あなたはエレベーターのボタンを押し間違えたらどうしますか?
行きで「このフロアには止まらない」とわかったら、帰りでもう一度押すだろうか?普通は押さない。でも彼女は押したのだ。なぜ?
「ああ、あのフロアですか?ここ何年も入っていないですね」
どうにも気になって、ある日、カルチャーセンターの管理者に聞いてみた。
「先生、いきなりまたどうしたんですか?」
「あ、いえ。ちょっと気になって」
管理者は眼鏡を直し、周りを見渡して誰もいないことを確認すると声を潜めて話し始めた。
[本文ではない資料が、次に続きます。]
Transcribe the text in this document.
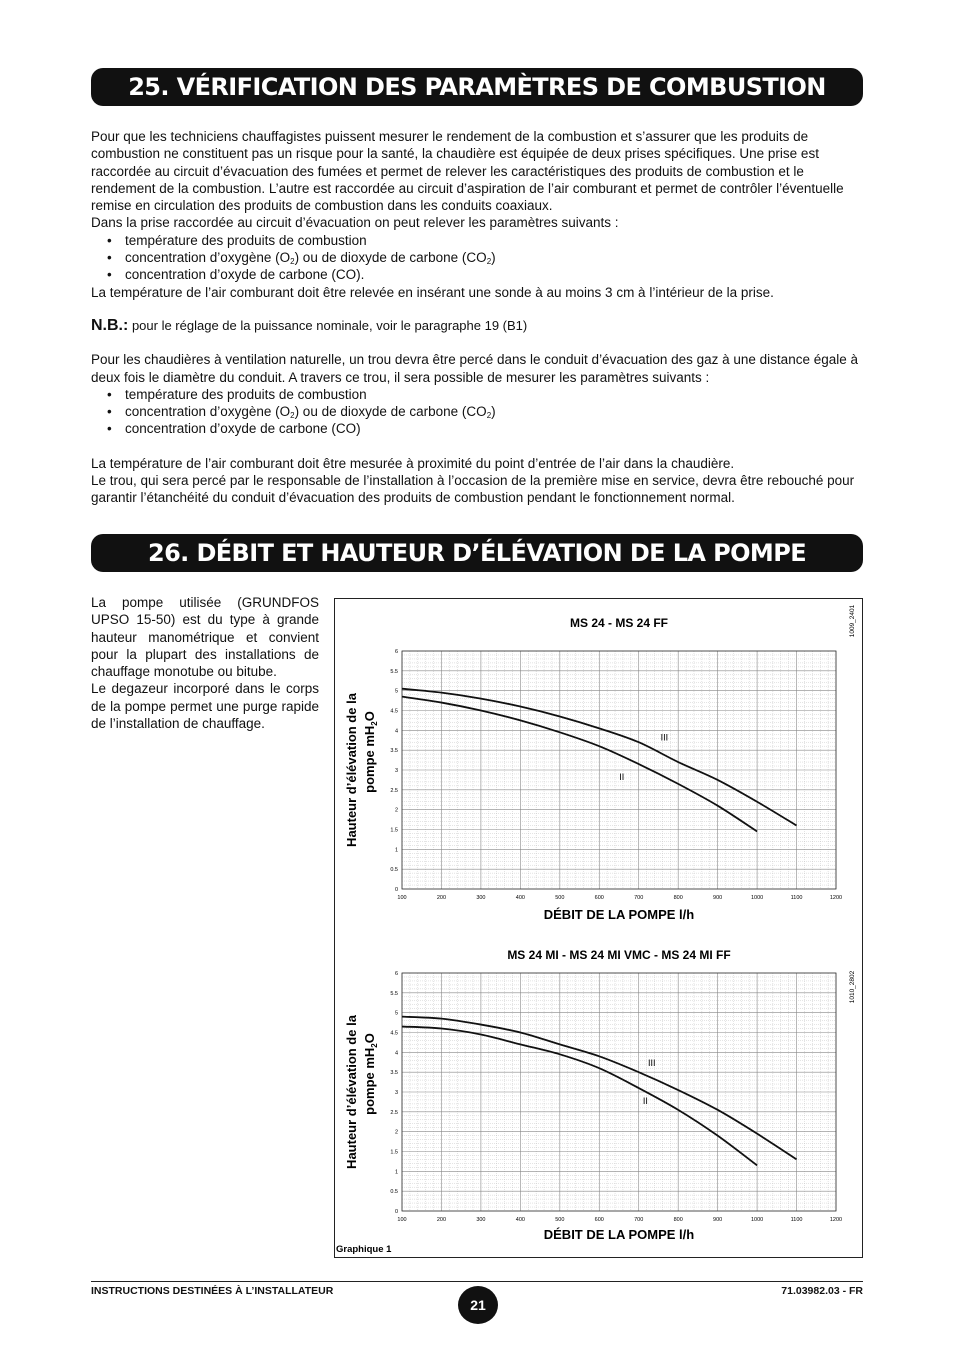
25. VÉRIFICATION DES PARAMÈTRES DE COMBUSTION

Pour que les techniciens chauffagistes puissent mesurer le rendement de la combustion et s’assurer que les produits de combustion ne constituent pas un risque pour la santé, la chaudière est équipée de deux prises spécifiques. Une prise est raccordée au circuit d’évacuation des fumées et permet de relever les caractéristiques des produits de combustion et le rendement de la combustion. L’autre est raccordée au circuit d’aspiration de l’air comburant et permet de contrôler l’éventuelle remise en circulation des produits de combustion dans les conduits coaxiaux.

Dans la prise raccordée au circuit d’évacuation on peut relever les paramètres suivants :

• température des produits de combustion
• concentration d’oxygène $(O_2)$ ou de dioxyde de carbone $(CO_2)$
• concentration d’oxyde de carbone (CO).

La température de l’air comburant doit être relevée en insérant une sonde à au moins 3 cm à l’intérieur de la prise.

N.B.: pour le réglage de la puissance nominale, voir le paragraphe 19 (B1)

Pour les chaudières à ventilation naturelle, un trou devra être percé dans le conduit d’évacuation des gaz à une distance égale à deux fois le diamètre du conduit. A travers ce trou, il sera possible de mesurer les paramètres suivants :

• température des produits de combustion
• concentration d’oxygène $(O_2)$ ou de dioxyde de carbone $(CO_2)$
• concentration d’oxyde de carbone (CO)

La température de l’air comburant doit être mesurée à proximité du point d’entrée de l’air dans la chaudière.

Le trou, qui sera percé par le responsable de l’installation à l’occasion de la première mise en service, devra être rebouché pour garantir l’étanchéité du conduit d’évacuation des produits de combustion pendant le fonctionnement normal.

26. DÉBIT ET HAUTEUR D’ÉLÉVATION DE LA POMPE

La pompe utilisée (GRUNDFOS UPSO 15-50) est du type à grande hauteur manométrique et convient pour la plupart des installations de chauffage monotube ou bitube.

Le degazeur incorporé dans le corps de la pompe permet une purge rapide de l’installation de chauffage.

MS 24 - MS 24 FF	1009_2401
0
0.5
1
1.5
2
2.5
3
3.5
4
4.5
5
5.5
6
100	200	300	400	500	600	700	800	900	1000	1100	1200
DÉBIT DE LA POMPE l/h
Hauteur d’élévation de la pompe $mH_2O$
III
II
MS 24 MI - MS 24 MI VMC - MS 24 MI FF
1010_2802
0
0.5
1
1.5
2
2.5
3
3.5
4
4.5
5
5.5
6
100	200	300	400	500	600	700	800	900	1000	1100	1200
DÉBIT DE LA POMPE l/h
Hauteur d’élévation de la pompe $mH_2O$
III
II
Graphique 1
INSTRUCTIONS DESTINÉES À L’INSTALLATEUR
21
71.03982.03 - FR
「先生、春先にウチ、1日お休みしたことあったじゃないですか」
そういえば、害虫対策とかで休みがあった。
「あれ、害虫対策じゃなくてお祓い、してたんですよ」
「は?」
「下のコールセンターが出て行ったのは自殺が出たからなんですよね」
もう5年くらい前の話なんですがと続けた。
「自殺した子。なんでも遅刻しそうで表のエレベーターを使ったところをえらく責められたみたいで。まぁ、それ以外にいろいろあったみたいですけど。ある日、下のトイレで」
足元から一気に冷たいものが全身を覆った。
「それ以来、借り手がつかなくて大家さん困ってねぇ。ウチにどうかっていうけど。ねぇ…」
言わなくてもわかるでしょとばかりに、眼鏡の間から私を見た。
「お祓いは、どうして」
「感の強い職員が出るっていうんですよ。先生、絶対言わないでくださいよね!」
それ以来、あのエレベーターを使っていない。